In general terms, the soundstage was tight and honed which meant that Wilson’s delivery was crisp, precise and accurate. Her vocal was ‘in your face’ – some may hear it as aggressive – as she pushed her emotions square between the eyes. Because of this approach, the Parasound also emphasised the bass and secondary percussion such as tambourine and spotlighted glockenspiel strikes, giving the overall track added drive and pace.
Turning to Joy Division’s Exercise One from the album, Still. This dynamic track offered powerful lower frequencies from both drums and bass guitar which the Parasound was all over like a rash offering a dominant, forceful and exciting performance. Vocals were nothing less than haunting while the low noise design offered a clean and open presentation.
Moving to Popol Vuh’s movie soundtrack for Werner Herzog’s horror film, Nosferatu, a piece of music where the central piano is orbited by a gamut of stringed instruments. With some phono amps, this piece is rather bass light, giving a rather floaty, sometimes indistinct feel to the presentation. Not with the Parasound, its slight bass emphasis added valuable balance to the majority of the instruments. Meanwhile, many of those, including the sitar, were detailed and precise in nature. String plucking, in particular, was slightly strident, brisk and clean.
This is a powerful musical suite that benefits from the Parasound’s inherent guts and oomph, adding to the soundtrack’s epic qualities.
Turning to the balanced sockets, I reverted to the Nancy Wilson and had to leap for the volume control again because this mode is even louder than unbalanced mode!
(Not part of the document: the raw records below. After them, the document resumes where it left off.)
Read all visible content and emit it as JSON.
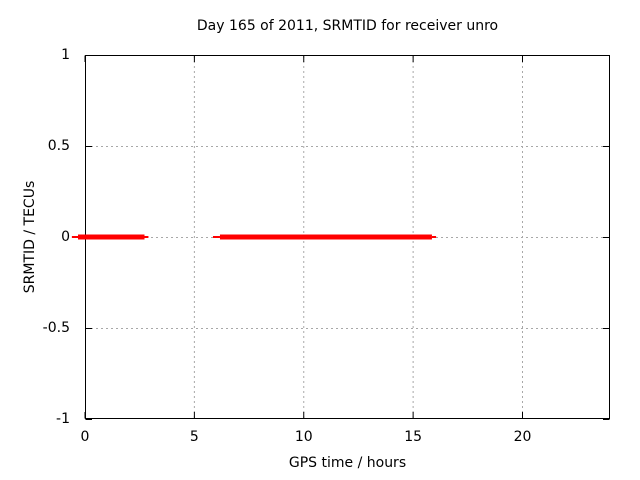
{
  "chart_data": {
    "type": "line",
    "title": "Day 165 of 2011, SRMTID for receiver unro",
    "xlabel": "GPS time / hours",
    "ylabel": "SRMTID / TECUs",
    "xlim": [
      0,
      24
    ],
    "ylim": [
      -1,
      1
    ],
    "xticks": [
      {
        "v": 0,
        "label": "0"
      },
      {
        "v": 5,
        "label": "5"
      },
      {
        "v": 10,
        "label": "10"
      },
      {
        "v": 15,
        "label": "15"
      },
      {
        "v": 20,
        "label": "20"
      }
    ],
    "yticks": [
      {
        "v": 1,
        "label": "1"
      },
      {
        "v": 0.5,
        "label": "0.5"
      },
      {
        "v": 0,
        "label": "0"
      },
      {
        "v": -0.5,
        "label": "-0.5"
      },
      {
        "v": -1,
        "label": "-1"
      }
    ],
    "grid_x": [
      5,
      10,
      15,
      20
    ],
    "grid_y": [
      0.5,
      0,
      -0.5
    ],
    "grid_on": true,
    "legend": "none",
    "series": [
      {
        "name": "SRMTID",
        "color": "#ff0000",
        "y_value": 0,
        "thick_segments_hours": [
          [
            -0.32,
            2.72
          ],
          [
            6.17,
            15.86
          ]
        ],
        "thin_segments_hours": [
          [
            -0.6,
            -0.32
          ],
          [
            2.72,
            2.9
          ],
          [
            5.85,
            6.17
          ],
          [
            15.86,
            16.05
          ]
        ]
      }
    ]
  },
  "colors": {
    "background": "#ffffff",
    "border": "#000000",
    "grid": "#a8a8a8",
    "text": "#000000",
    "series_red": "#ff0000"
  }
}
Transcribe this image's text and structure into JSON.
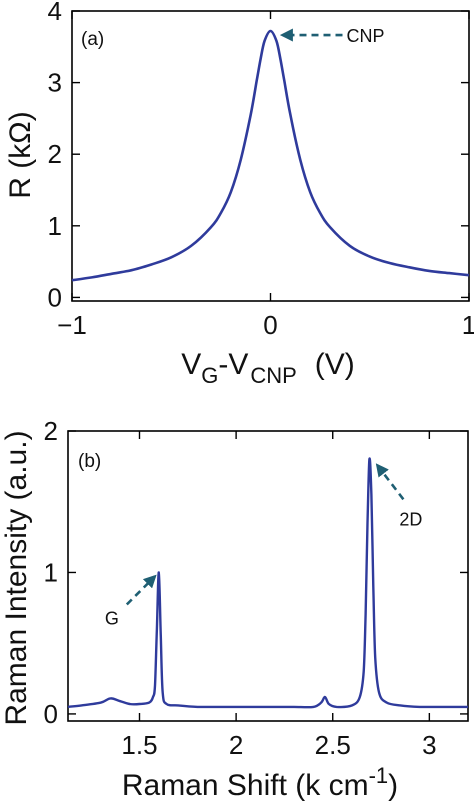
{
  "colors": {
    "series": "#2f3b9c",
    "arrow": "#1f5f73",
    "axis": "#000000"
  },
  "chart_data": [
    {
      "type": "line",
      "panel_label": "(a)",
      "xlabel_parts": [
        "V",
        "G",
        "-V",
        "CNP",
        "(V)"
      ],
      "ylabel": "R (kΩ)",
      "xlim": [
        -1,
        1
      ],
      "ylim": [
        -0.05,
        4
      ],
      "xticks": [
        -1,
        0,
        1
      ],
      "yticks": [
        0,
        1,
        2,
        3,
        4
      ],
      "series": [
        {
          "x": [
            -1.0,
            -0.9,
            -0.8,
            -0.7,
            -0.6,
            -0.5,
            -0.4,
            -0.3,
            -0.25,
            -0.2,
            -0.15,
            -0.1,
            -0.07,
            -0.05,
            -0.03,
            0.0,
            0.03,
            0.05,
            0.07,
            0.1,
            0.15,
            0.2,
            0.25,
            0.3,
            0.4,
            0.5,
            0.6,
            0.7,
            0.8,
            0.9,
            1.0
          ],
          "y": [
            0.24,
            0.28,
            0.33,
            0.38,
            0.46,
            0.56,
            0.72,
            0.98,
            1.18,
            1.47,
            1.92,
            2.55,
            3.02,
            3.33,
            3.58,
            3.72,
            3.58,
            3.33,
            3.02,
            2.55,
            1.92,
            1.47,
            1.18,
            0.98,
            0.72,
            0.57,
            0.48,
            0.42,
            0.37,
            0.34,
            0.31
          ]
        }
      ],
      "annotations": [
        {
          "text": "CNP",
          "x": 0.0,
          "y": 3.72
        }
      ]
    },
    {
      "type": "line",
      "panel_label": "(b)",
      "xlabel": "Raman Shift (k cm",
      "xlabel_sup": "-1",
      "xlabel_close": ")",
      "ylabel": "Raman Intensity (a.u.)",
      "xlim": [
        1.13,
        3.2
      ],
      "ylim": [
        -0.05,
        2
      ],
      "xticks": [
        1.5,
        2,
        2.5,
        3
      ],
      "xtick_labels": [
        "1.5",
        "2",
        "2.5",
        "3"
      ],
      "yticks": [
        0,
        1,
        2
      ],
      "series": [
        {
          "x": [
            1.13,
            1.2,
            1.3,
            1.35,
            1.4,
            1.45,
            1.5,
            1.55,
            1.57,
            1.58,
            1.59,
            1.6,
            1.61,
            1.62,
            1.64,
            1.7,
            1.8,
            1.9,
            2.0,
            2.1,
            2.2,
            2.3,
            2.4,
            2.44,
            2.46,
            2.48,
            2.52,
            2.6,
            2.64,
            2.66,
            2.67,
            2.68,
            2.69,
            2.7,
            2.71,
            2.72,
            2.74,
            2.78,
            2.85,
            2.95,
            3.05,
            3.15,
            3.2
          ],
          "y": [
            0.05,
            0.06,
            0.08,
            0.11,
            0.09,
            0.07,
            0.07,
            0.08,
            0.12,
            0.2,
            0.6,
            1.0,
            0.55,
            0.15,
            0.07,
            0.06,
            0.05,
            0.05,
            0.05,
            0.05,
            0.05,
            0.05,
            0.05,
            0.08,
            0.12,
            0.07,
            0.05,
            0.06,
            0.12,
            0.3,
            0.7,
            1.35,
            1.8,
            1.55,
            0.9,
            0.4,
            0.15,
            0.08,
            0.06,
            0.05,
            0.05,
            0.05,
            0.05
          ]
        }
      ],
      "annotations": [
        {
          "text": "G",
          "x": 1.6,
          "y": 1.0
        },
        {
          "text": "2D",
          "x": 2.7,
          "y": 1.8
        }
      ]
    }
  ]
}
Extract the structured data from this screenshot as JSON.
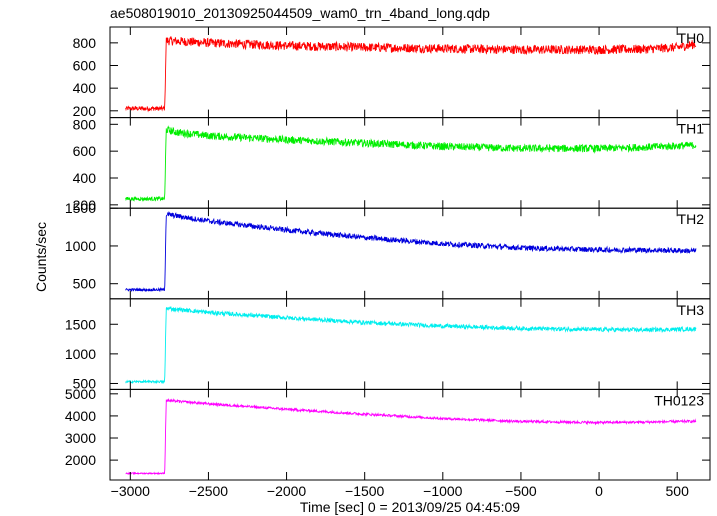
{
  "chart_data": {
    "type": "line",
    "title": "ae508019010_20130925044509_wam0_trn_4band_long.qdp",
    "xlabel": "Time [sec] 0 = 2013/09/25 04:45:09",
    "ylabel": "Counts/sec",
    "xlim": [
      -3130,
      710
    ],
    "x_ticks": [
      -3000,
      -2500,
      -2000,
      -1500,
      -1000,
      -500,
      0,
      500
    ],
    "x_tick_labels": [
      "−3000",
      "−2500",
      "−2000",
      "−1500",
      "−1000",
      "−500",
      "0",
      "500"
    ],
    "grid": false,
    "series": [
      {
        "name": "TH0",
        "color": "#ff0000",
        "ylim": [
          140,
          940
        ],
        "y_ticks": [
          200,
          400,
          600,
          800
        ],
        "points": [
          [
            -3030,
            220
          ],
          [
            -2780,
            220
          ],
          [
            -2770,
            820
          ],
          [
            -2500,
            800
          ],
          [
            -2000,
            775
          ],
          [
            -1500,
            760
          ],
          [
            -1000,
            750
          ],
          [
            -500,
            740
          ],
          [
            0,
            740
          ],
          [
            300,
            745
          ],
          [
            500,
            760
          ],
          [
            620,
            790
          ]
        ],
        "noise": 40
      },
      {
        "name": "TH1",
        "color": "#00ee00",
        "ylim": [
          175,
          850
        ],
        "y_ticks": [
          200,
          400,
          600,
          800
        ],
        "points": [
          [
            -3030,
            245
          ],
          [
            -2780,
            245
          ],
          [
            -2770,
            760
          ],
          [
            -2700,
            740
          ],
          [
            -2500,
            715
          ],
          [
            -2000,
            685
          ],
          [
            -1500,
            660
          ],
          [
            -1000,
            635
          ],
          [
            -500,
            620
          ],
          [
            0,
            620
          ],
          [
            300,
            630
          ],
          [
            620,
            645
          ]
        ],
        "noise": 28
      },
      {
        "name": "TH2",
        "color": "#0000dd",
        "ylim": [
          300,
          1500
        ],
        "y_ticks": [
          500,
          1000,
          1500
        ],
        "points": [
          [
            -3030,
            420
          ],
          [
            -2780,
            420
          ],
          [
            -2770,
            1420
          ],
          [
            -2500,
            1330
          ],
          [
            -2000,
            1210
          ],
          [
            -1500,
            1110
          ],
          [
            -1000,
            1030
          ],
          [
            -500,
            975
          ],
          [
            0,
            950
          ],
          [
            300,
            945
          ],
          [
            620,
            935
          ]
        ],
        "noise": 35
      },
      {
        "name": "TH3",
        "color": "#00eeee",
        "ylim": [
          400,
          1930
        ],
        "y_ticks": [
          500,
          1000,
          1500
        ],
        "points": [
          [
            -3030,
            530
          ],
          [
            -2780,
            530
          ],
          [
            -2770,
            1770
          ],
          [
            -2500,
            1700
          ],
          [
            -2000,
            1610
          ],
          [
            -1500,
            1530
          ],
          [
            -1000,
            1470
          ],
          [
            -500,
            1430
          ],
          [
            0,
            1410
          ],
          [
            300,
            1405
          ],
          [
            620,
            1420
          ]
        ],
        "noise": 35
      },
      {
        "name": "TH0123",
        "color": "#ff00ff",
        "ylim": [
          1100,
          5200
        ],
        "y_ticks": [
          2000,
          3000,
          4000,
          5000
        ],
        "points": [
          [
            -3030,
            1400
          ],
          [
            -2780,
            1400
          ],
          [
            -2770,
            4700
          ],
          [
            -2500,
            4550
          ],
          [
            -2000,
            4300
          ],
          [
            -1500,
            4080
          ],
          [
            -1000,
            3880
          ],
          [
            -500,
            3750
          ],
          [
            0,
            3700
          ],
          [
            300,
            3720
          ],
          [
            620,
            3760
          ]
        ],
        "noise": 55
      }
    ]
  }
}
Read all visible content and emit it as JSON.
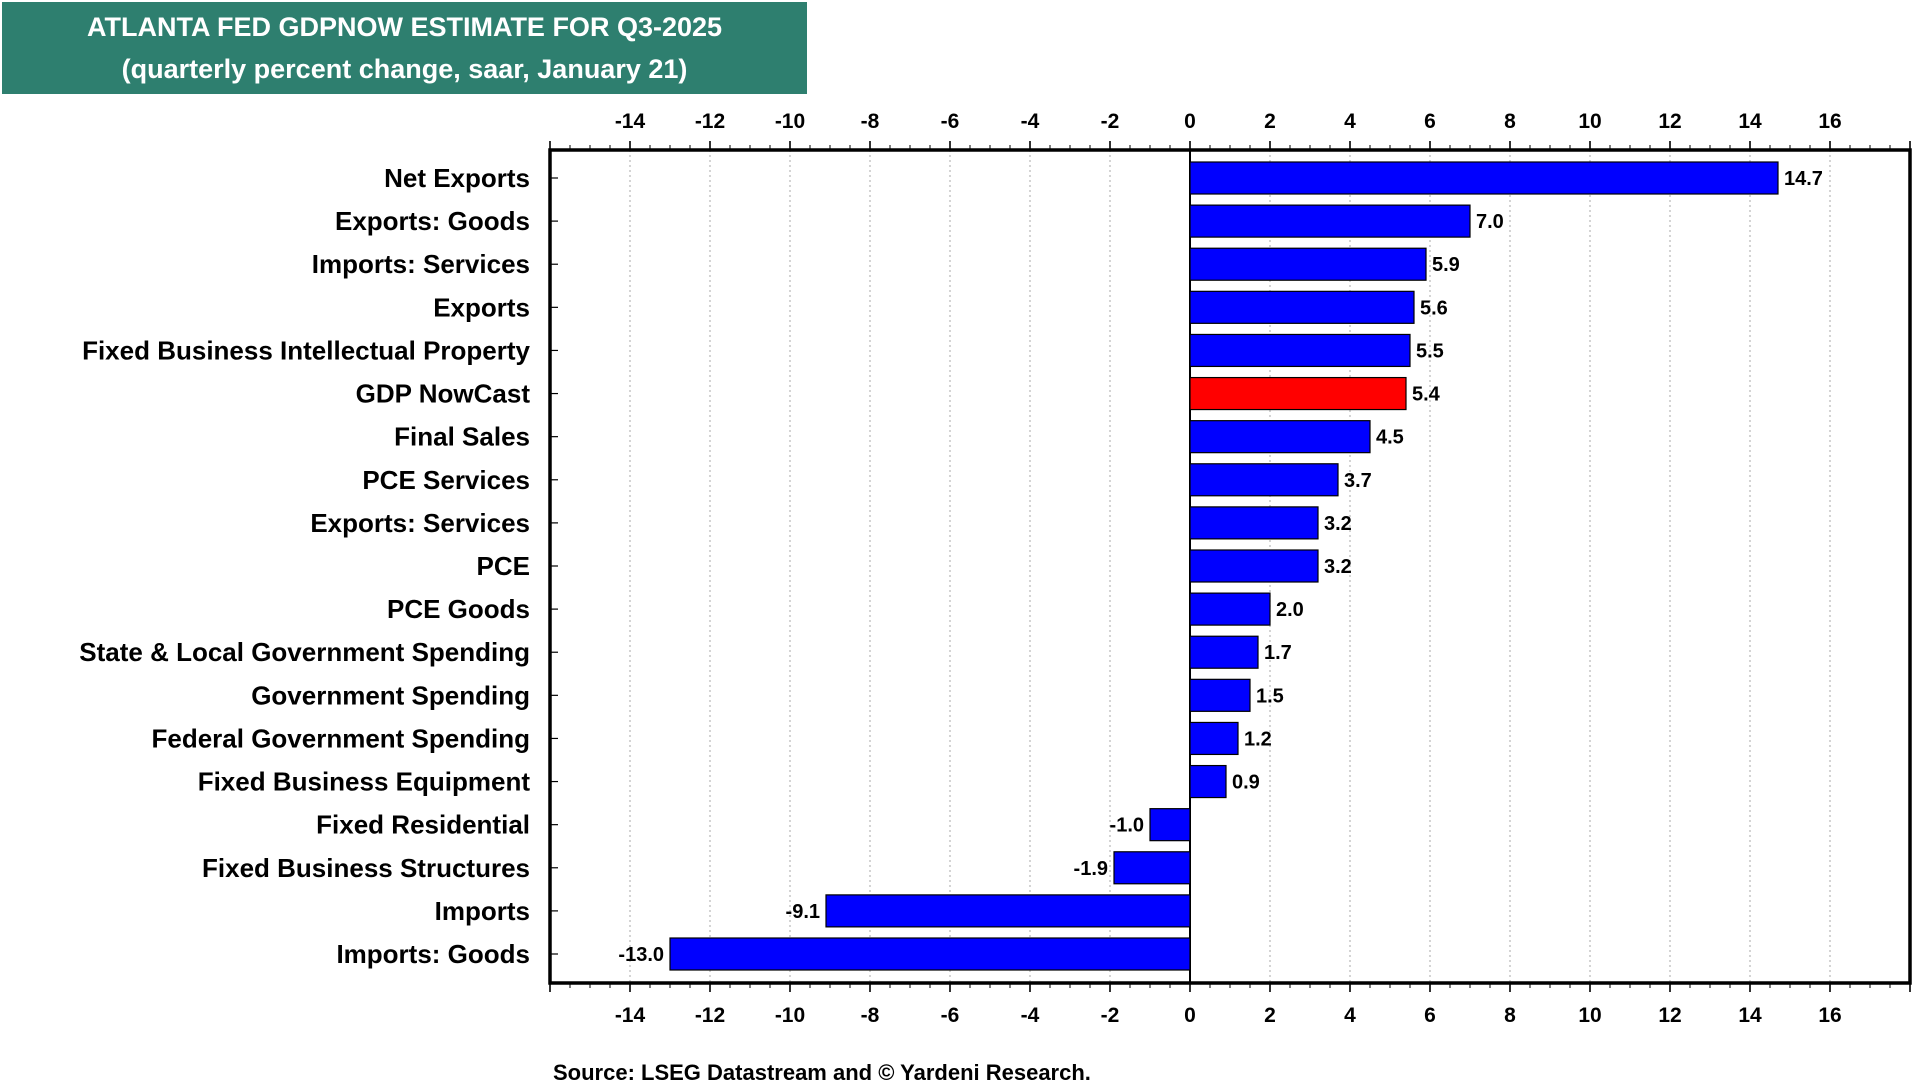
{
  "chart_data": {
    "type": "bar",
    "orientation": "horizontal",
    "title": "ATLANTA FED GDPNOW ESTIMATE FOR Q3-2025",
    "subtitle": "(quarterly percent change, saar, January 21)",
    "source": "Source: LSEG Datastream and © Yardeni Research.",
    "xlim": [
      -16,
      18
    ],
    "ticks": [
      -14,
      -12,
      -10,
      -8,
      -6,
      -4,
      -2,
      0,
      2,
      4,
      6,
      8,
      10,
      12,
      14,
      16
    ],
    "tick_labels": [
      "-14",
      "-12",
      "-10",
      "-8",
      "-6",
      "-4",
      "-2",
      "0",
      "2",
      "4",
      "6",
      "8",
      "10",
      "12",
      "14",
      "16"
    ],
    "grid": true,
    "bar_color": "#0000ff",
    "highlight_color": "#ff0000",
    "categories": [
      "Net Exports",
      "Exports: Goods",
      "Imports: Services",
      "Exports",
      "Fixed Business Intellectual Property",
      "GDP NowCast",
      "Final Sales",
      "PCE Services",
      "Exports: Services",
      "PCE",
      "PCE Goods",
      "State & Local Government Spending",
      "Government Spending",
      "Federal Government Spending",
      "Fixed Business Equipment",
      "Fixed Residential",
      "Fixed Business Structures",
      "Imports",
      "Imports: Goods"
    ],
    "values": [
      14.7,
      7.0,
      5.9,
      5.6,
      5.5,
      5.4,
      4.5,
      3.7,
      3.2,
      3.2,
      2.0,
      1.7,
      1.5,
      1.2,
      0.9,
      -1.0,
      -1.9,
      -9.1,
      -13.0
    ],
    "value_labels": [
      "14.7",
      "7.0",
      "5.9",
      "5.6",
      "5.5",
      "5.4",
      "4.5",
      "3.7",
      "3.2",
      "3.2",
      "2.0",
      "1.7",
      "1.5",
      "1.2",
      "0.9",
      "-1.0",
      "-1.9",
      "-9.1",
      "-13.0"
    ],
    "highlight": "GDP NowCast"
  }
}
Reduced to acceptable levels, the sound output exhibited an enhanced clarity with a broadening of the soundstage and extra transparency within the upper midrange.
Although not for valve fans, even those looking for an extra touch of solid state snap, the Parasound provides a musical output with bite (sometimes a tad too much bite, perhaps?) and a resolution that is turned up to a high level, ideal for dynamic rock and big soundtracks and, for many, jazz and classical movements where detail is important. Although, for the latter genres, I would press for the balanced mode which will bring rewards in terms of extra detail and complexity.
PARASOUND JC 3+ Phono Amplifier
Tel: 01242 511133
Good: midrange precision, bass drive, clean soundstage, balanced output
Bad: strictly for solid state fans, midrange aggression
Origin Live Sovereign turntable
Origin Live Enterprise 12” arm
Miyajima Takumi cartridge
Icon Audio PS3 phonostage
Aesthetix Calypso pre-amp
Icon Audio MB 845 Mk.II monoblocks
Quad ESL-57 speakers with One Thing mods
Vertex AQ & Atlas cabling
Tony7th April 2018 at 1:47 am
I just added a JC3+ to my system and am just all smiles. I didn’t have a chance to audition, and relied only on images, specs and reviews. As Ron from “new record day” put it—here is the record. I researched every phonostage across valve and solid state, and was a little skeptical when parasound topped the list. After more research I decided WTH… let’s just say I’m glad I did!!!
Paul Rigby7th April 2018 at 11:40 am
Glad you’re happy with the Parasound, Tony. I hope to review more of its products in the near future.